Funding to create a full-fledged movie map of Aspen came from the U.S. Defense Advanced Research Projects Agency (DARPA). In 1976, the Israel Defense Forces had rescued hostages from ­Uganda’s Entebbe Airport after preparing for the mission by training in a partial replica of the airport. DARPA saw that movie maps might provide a simpler, more affordable way to familiarize trainees with new locations.

Starting in the fall of 1978, the MIT group descended upon Aspen three times, drawn by the city’s simple gridlike road patterns and easy attitude toward cameras–and the fact that it was a beautiful place they all wanted to visit. Mohl, who wrote his doctoral thesis on the movie map, says that the group had to rig many of the systems needed to create it. For example, team members drove the streets of Aspen trailing a bicycle wheel that triggered cameras on the vehicle’s roof to take photographs every 10 feet; the resulting navigational footage served as the spine of the map. Others in the group photographed every façade in Aspen, interviewed locals, recorded sound bites, and collected facts. By stringing this material onto the backbone footage, they effectively allowed viewers to stop the car and check out a building.

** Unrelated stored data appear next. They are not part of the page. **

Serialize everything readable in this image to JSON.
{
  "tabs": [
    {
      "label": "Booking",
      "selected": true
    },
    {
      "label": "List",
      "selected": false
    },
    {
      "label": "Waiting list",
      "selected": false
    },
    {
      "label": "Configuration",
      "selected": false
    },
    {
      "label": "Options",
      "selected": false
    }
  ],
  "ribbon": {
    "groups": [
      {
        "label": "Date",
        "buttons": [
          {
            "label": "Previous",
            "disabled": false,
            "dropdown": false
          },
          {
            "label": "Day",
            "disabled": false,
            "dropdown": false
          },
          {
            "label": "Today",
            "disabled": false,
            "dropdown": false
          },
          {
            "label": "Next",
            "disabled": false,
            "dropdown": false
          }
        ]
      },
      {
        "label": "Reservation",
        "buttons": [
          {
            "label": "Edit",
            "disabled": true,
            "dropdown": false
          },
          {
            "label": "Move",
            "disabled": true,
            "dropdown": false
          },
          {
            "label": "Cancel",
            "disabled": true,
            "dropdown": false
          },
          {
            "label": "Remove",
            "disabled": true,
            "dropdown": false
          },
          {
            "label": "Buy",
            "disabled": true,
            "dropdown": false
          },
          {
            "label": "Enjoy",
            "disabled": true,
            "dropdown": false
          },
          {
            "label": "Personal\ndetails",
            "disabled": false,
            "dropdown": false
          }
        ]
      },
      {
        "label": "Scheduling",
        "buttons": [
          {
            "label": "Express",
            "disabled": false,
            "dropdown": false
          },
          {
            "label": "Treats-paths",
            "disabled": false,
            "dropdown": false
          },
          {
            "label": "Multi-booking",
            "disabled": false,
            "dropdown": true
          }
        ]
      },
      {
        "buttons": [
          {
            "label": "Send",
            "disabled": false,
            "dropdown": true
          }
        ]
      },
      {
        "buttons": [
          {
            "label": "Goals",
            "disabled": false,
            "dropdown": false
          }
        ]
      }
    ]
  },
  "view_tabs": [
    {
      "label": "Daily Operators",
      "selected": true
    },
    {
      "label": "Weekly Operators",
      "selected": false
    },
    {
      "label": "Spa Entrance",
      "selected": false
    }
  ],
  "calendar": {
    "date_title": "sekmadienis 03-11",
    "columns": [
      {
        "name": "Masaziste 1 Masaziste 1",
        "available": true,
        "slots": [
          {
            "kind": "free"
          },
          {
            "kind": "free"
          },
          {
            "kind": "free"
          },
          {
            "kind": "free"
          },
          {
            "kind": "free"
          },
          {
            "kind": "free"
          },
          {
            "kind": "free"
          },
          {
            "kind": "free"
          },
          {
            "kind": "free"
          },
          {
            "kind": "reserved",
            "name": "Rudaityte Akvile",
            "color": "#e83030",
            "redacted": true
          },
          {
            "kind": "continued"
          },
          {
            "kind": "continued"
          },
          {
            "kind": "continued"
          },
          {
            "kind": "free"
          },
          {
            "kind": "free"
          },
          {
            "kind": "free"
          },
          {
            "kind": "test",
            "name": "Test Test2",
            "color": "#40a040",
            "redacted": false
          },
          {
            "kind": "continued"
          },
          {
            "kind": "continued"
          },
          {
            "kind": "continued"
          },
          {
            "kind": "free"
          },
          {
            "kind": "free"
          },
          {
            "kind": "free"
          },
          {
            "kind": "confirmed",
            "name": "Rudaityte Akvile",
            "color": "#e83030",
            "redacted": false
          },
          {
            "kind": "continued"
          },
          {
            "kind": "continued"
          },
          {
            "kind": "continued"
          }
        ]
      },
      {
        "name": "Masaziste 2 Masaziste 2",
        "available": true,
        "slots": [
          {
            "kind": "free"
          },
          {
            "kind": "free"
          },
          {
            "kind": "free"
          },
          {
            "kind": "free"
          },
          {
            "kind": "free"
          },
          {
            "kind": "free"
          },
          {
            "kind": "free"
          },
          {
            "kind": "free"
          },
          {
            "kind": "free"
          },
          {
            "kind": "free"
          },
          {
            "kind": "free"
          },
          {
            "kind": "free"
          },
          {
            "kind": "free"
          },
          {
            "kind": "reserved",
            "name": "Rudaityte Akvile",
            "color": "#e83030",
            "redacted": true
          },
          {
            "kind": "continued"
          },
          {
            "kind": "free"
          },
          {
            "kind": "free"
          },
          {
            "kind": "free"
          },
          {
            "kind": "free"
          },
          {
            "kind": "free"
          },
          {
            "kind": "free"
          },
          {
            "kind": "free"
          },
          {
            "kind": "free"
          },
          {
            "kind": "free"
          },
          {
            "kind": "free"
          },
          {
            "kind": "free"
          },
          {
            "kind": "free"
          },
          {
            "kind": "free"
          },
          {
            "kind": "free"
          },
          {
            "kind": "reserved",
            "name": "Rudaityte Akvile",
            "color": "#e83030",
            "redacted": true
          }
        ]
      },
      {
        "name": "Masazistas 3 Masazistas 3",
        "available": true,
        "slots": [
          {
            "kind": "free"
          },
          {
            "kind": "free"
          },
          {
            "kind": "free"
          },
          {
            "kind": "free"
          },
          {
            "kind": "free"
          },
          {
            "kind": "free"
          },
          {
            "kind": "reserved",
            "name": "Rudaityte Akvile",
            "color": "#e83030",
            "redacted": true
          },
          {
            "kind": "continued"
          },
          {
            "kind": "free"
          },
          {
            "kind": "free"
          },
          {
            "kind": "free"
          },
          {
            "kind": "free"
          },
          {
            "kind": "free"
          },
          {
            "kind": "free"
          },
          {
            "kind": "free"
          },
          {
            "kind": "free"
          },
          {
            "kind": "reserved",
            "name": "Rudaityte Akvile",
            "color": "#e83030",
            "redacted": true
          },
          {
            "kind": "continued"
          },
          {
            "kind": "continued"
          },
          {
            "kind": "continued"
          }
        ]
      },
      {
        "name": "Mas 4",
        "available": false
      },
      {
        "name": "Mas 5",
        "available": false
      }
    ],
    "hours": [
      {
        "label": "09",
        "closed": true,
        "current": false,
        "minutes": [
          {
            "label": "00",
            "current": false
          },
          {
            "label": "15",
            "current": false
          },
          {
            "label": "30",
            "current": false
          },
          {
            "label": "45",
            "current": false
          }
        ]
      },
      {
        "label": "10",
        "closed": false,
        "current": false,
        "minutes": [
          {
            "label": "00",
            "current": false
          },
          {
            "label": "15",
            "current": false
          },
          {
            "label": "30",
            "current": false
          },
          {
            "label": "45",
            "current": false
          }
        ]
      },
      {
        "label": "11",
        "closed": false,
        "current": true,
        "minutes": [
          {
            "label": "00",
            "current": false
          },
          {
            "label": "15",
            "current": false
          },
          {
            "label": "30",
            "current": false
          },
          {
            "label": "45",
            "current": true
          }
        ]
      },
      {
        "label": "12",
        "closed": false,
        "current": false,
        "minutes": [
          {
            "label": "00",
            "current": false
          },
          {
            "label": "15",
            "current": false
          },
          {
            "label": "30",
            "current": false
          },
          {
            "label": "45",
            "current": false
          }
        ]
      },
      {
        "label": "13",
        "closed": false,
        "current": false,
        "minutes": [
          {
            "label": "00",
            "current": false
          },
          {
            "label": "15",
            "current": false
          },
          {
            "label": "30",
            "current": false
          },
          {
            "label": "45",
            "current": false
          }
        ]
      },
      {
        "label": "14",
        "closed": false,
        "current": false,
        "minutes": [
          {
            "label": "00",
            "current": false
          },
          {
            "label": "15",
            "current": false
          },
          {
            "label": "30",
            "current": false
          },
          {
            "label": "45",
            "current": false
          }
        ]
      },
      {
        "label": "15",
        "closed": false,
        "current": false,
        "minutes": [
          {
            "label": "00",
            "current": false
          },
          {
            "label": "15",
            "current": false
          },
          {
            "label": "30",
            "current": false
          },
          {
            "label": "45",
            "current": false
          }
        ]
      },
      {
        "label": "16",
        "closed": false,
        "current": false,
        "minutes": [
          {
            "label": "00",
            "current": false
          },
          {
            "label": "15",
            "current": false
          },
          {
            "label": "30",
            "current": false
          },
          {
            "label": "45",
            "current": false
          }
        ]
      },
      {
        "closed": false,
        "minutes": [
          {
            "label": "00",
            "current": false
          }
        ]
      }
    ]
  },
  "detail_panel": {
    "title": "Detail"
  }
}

The result got enthusiastic reactions. “We showed it to a lot of people, and everyone saw in it something different,” Lippman says. “They were not seeing a defense-funded mapping program. They were seeing the answer to their own visions of interactivity. … This was global thermonuclear interactivity.”

Michael Naimark, SM ‘79, who worked on the Aspen project and then made similar maps for more than a decade, says, “One could argue that the roots of two movements went through the Aspen movie map in the earliest days: the roots of multimedia and the roots of virtual reality.”

EveryScape, a maker of interactive online maps, was inspired by the Aspen movie map, says Mok Oh, PhD ‘02, the founder and chief technology officer. In tribute, EveryScape launched with Aspen as one of four featured cities. And Oh hired filmmaker John Borden, who worked on the original project, to create the camera rig for EveryScape’s cars.

The Aspen project and its heirs “can help change people’s perceptions of geography,” says Borden. “You can go through a book and see a picture of a pyramid, but now, with what Mok is doing, you can explore the pyramid.”